Le elezioni in Islanda

I partiti dell'opposizione, tra i responsabili della grave crisi del settore bancario del 2008, sono dati per favoriti dai sondaggi

Oggi si vota in Islanda per rinnovare tutti i 63 seggi dell’Althing, il parlamento unicamerale del paese. Secondo gli ultimi sondaggi, il Partito dell’Indipendenza di centrodestra e il suo principale alleato, il Partito Progressista, dovrebbero vincere con un grande margine e tornare al governo. Le loro percentuali di consenso, secondo una media degli ultimi sondaggi preelettorali, sono rispettivamente del 25 e del 27 per cento. A seconda di quale sarà il partito che otterrà più voti, il prossimo primo ministro dovrebbe essere il leader del Partito dell’Indipendenza Bjarni Benediktsson, 43 anni, oppure il leader del partito alleato, il 38enne Sigmundur Davíð Gunnlaugsson.

I candidati per i 63 seggi dell’Althing sono 1512 (il paese ha circa 320 mila abitanti) con una percentuale di donne vicina al 40 per cento e un’età media molto bassa, poco più di 46 anni (l’Italia, che ha appena eletto uno dei parlamenti più giovani d’Europa, ha un’età media di 48 anni tra Camera e Senato). Il numero dei partiti che partecipano alle elezioni di oggi è cresciuto a quindici, da solo sette nel 2009.

Molti commentatori hanno sottolineato che, con il Partito dell’Indipendenza e il Partito Progressista, torneranno al governo i principali responsabili politici delle cattive pratiche economiche – soprattutto nel settore bancario – che hanno portato alla disastrosa crisi del 2008 e alla successiva recessione. Sembra proprio che andrà a finire così, perché la coalizione attualmente al governo è data al 22 per cento, con i socialdemocratici crollati dal 29 al 13 per cento e Sinistra-Verdi al 9 per cento (dal 14 per cento di quattro anni fa).

Le scorse elezioni parlamentari si tennero nel 2009, in un periodo drammatico per il paese: il premier Geir Haarde del Partito dell’Indipendenza si dimise a causa di manifestazioni e proteste di piazza, dopo che le tre maggiori banche del paese dichiararono il default su debiti per 85 miliardi di dollari. Le elezioni furono vinte dall’Alleanza Socialdemocratica attualmente al governo: per la prima volta dagli anni Quaranta, il Partito dell’Indipendenza non ottenne la maggioranza relativa nel parlamento.

L’Alleanza Socialdemocratica formò un governo di coalizione con il Movimento Sinistra-Verdi guidato da Jóhanna Sigurðardóttir, il primo premier donna del paese e la prima donna dichiaratamente lesbica a capo di un governo nel mondo. Sigurðardóttir, una politica con una lunga carriera alle spalle, ha detto comunque che intende ritirarsi dalla politica dopo le elezioni, qualunque sia l’esito.

L’economia islandese, dopo la crisi iniziata nel 2008 e un periodo di tre anni in assistenza del Fondo Monetario Internazionale finito nel 2011, è ancora in precarie condizioni: anche se il paese è ritornato a crescere, moltissimi islandesi faticano a pagare i loro mutui, che hanno un valore complessivo di 11 miliardi di dollari in un paese che ha un PIL di circa 13 miliardi.
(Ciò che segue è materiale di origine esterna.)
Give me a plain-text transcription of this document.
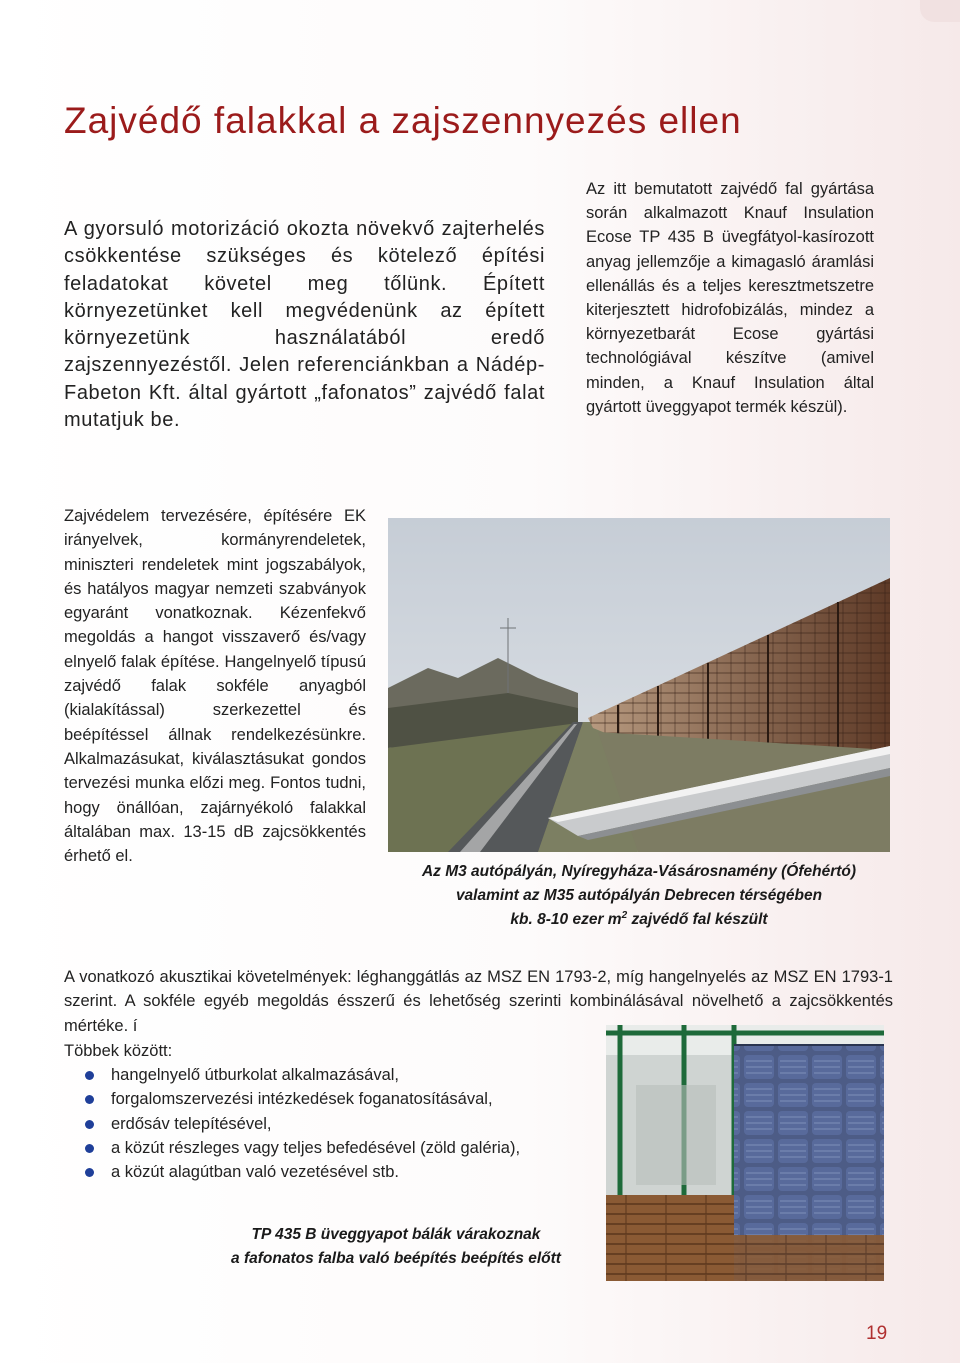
Zajvédő falakkal a zajszennyezés ellen

A gyorsuló motorizáció okozta növekvő zajterhelés csökkentése szükséges és kötelező építési feladatokat követel meg tőlünk. Épített környezetünket kell megvédenünk az épített környezetünk használatából eredő zajszennyezéstől. Jelen referenciánkban a Nádép-Fabeton Kft. által gyártott „fafonatos” zajvédő falat mutatjuk be.

Az itt bemutatott zajvédő fal gyártása során alkalmazott Knauf Insulation Ecose TP 435 B üvegfátyol-kasírozott anyag jellemzője a kimagasló áramlási ellenállás és a teljes keresztmetszetre kiterjesztett hidrofobizálás, mindez a környezetbarát Ecose gyártási technológiával készítve (amivel minden, a Knauf Insulation által gyártott üveggyapot termék készül).

Zajvédelem tervezésére, építésére EK irányelvek, kormányrendeletek, miniszteri rendeletek mint jogszabályok, és hatályos magyar nemzeti szabványok egyaránt vonatkoznak. Kézenfekvő megoldás a hangot visszaverő és/vagy elnyelő falak építése. Hangelnyelő típusú zajvédő falak sokféle anyagból (kialakítással) szerkezettel és beépítéssel állnak rendelkezésünkre. Alkalmazásukat, kiválasztásukat gondos tervezési munka előzi meg. Fontos tudni, hogy önállóan, zajárnyékoló falakkal általában max. 13-15 dB zajcsökkentés érhető el.

Az M3 autópályán, Nyíregyháza-Vásárosnamény (Ófehértó)
valamint az M35 autópályán Debrecen térségében
kb. 8-10 ezer $m^2$ zajvédő fal készült

A vonatkozó akusztikai követelmények: léghanggátlás az MSZ EN 1793-2, míg hangelnyelés az MSZ EN 1793-1 szerint. A sokféle egyéb megoldás ésszerű és lehetőség szerinti kombinálásával növelhető a zajcsökkentés mértéke. í

Többek között:

hangelnyelő útburkolat alkalmazásával,
forgalomszervezési intézkedések foganatosításával,
erdősáv telepítésével,
a közút részleges vagy teljes befedésével (zöld galéria),
a közút alagútban való vezetésével stb.

TP 435 B üveggyapot bálák várakoznak
a fafonatos falba való beépítés beépítés előtt

19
Il governo uscente si è dovuto far carico della gestione della crisi del settore bancario, ma non è riuscito a portare a termine diverse iniziative promesse, tra cui il processo di revisione della Costituzione – che avviene parzialmente online, con la partecipazione dei cittadini, in un esperimento unico al mondo – e i negoziati di adesione all’Unione Europea, ancora in corso. È probabile che, con un cambio di governo, questi vengano rallentati o sospesi, dato che i partiti di opposizione sono fortemente antieuropeisti e il Partito Progressista, in particolare, promuove misure più restrittive nei confronti dell’immigrazione.

Il tema di questa campagna elettorale è stato, prevedibilmente, l’economia e in particolare la gestione dei debiti dei privati, con i candidati principali che hanno fatto promesse di tagli delle tasse e di problematiche e rischiose misure per ridurre il peso dei mutui. Nei progetti dei partiti – e in particolare del Partito dell’Indipendenza – le risorse si troveranno prendendo dai conti e dagli hedge fund degli investitori stranieri, che non hanno potuto portare via i loro capitali dall’Islanda a causa di uno stretto controllo dei capitali ancora in atto dal 2008. Il paese ha in questo periodo un’inflazione piuttosto elevata (intorno al 4 per cento) e di un tasso di disoccupazione del 5,3 per cento a marzo, una cifra molto bassa ma circa cinque volte i livelli precedenti la crisi.

Foto: il palazzo del parlamento islandese a Reykjavik, 24 aprile 2013.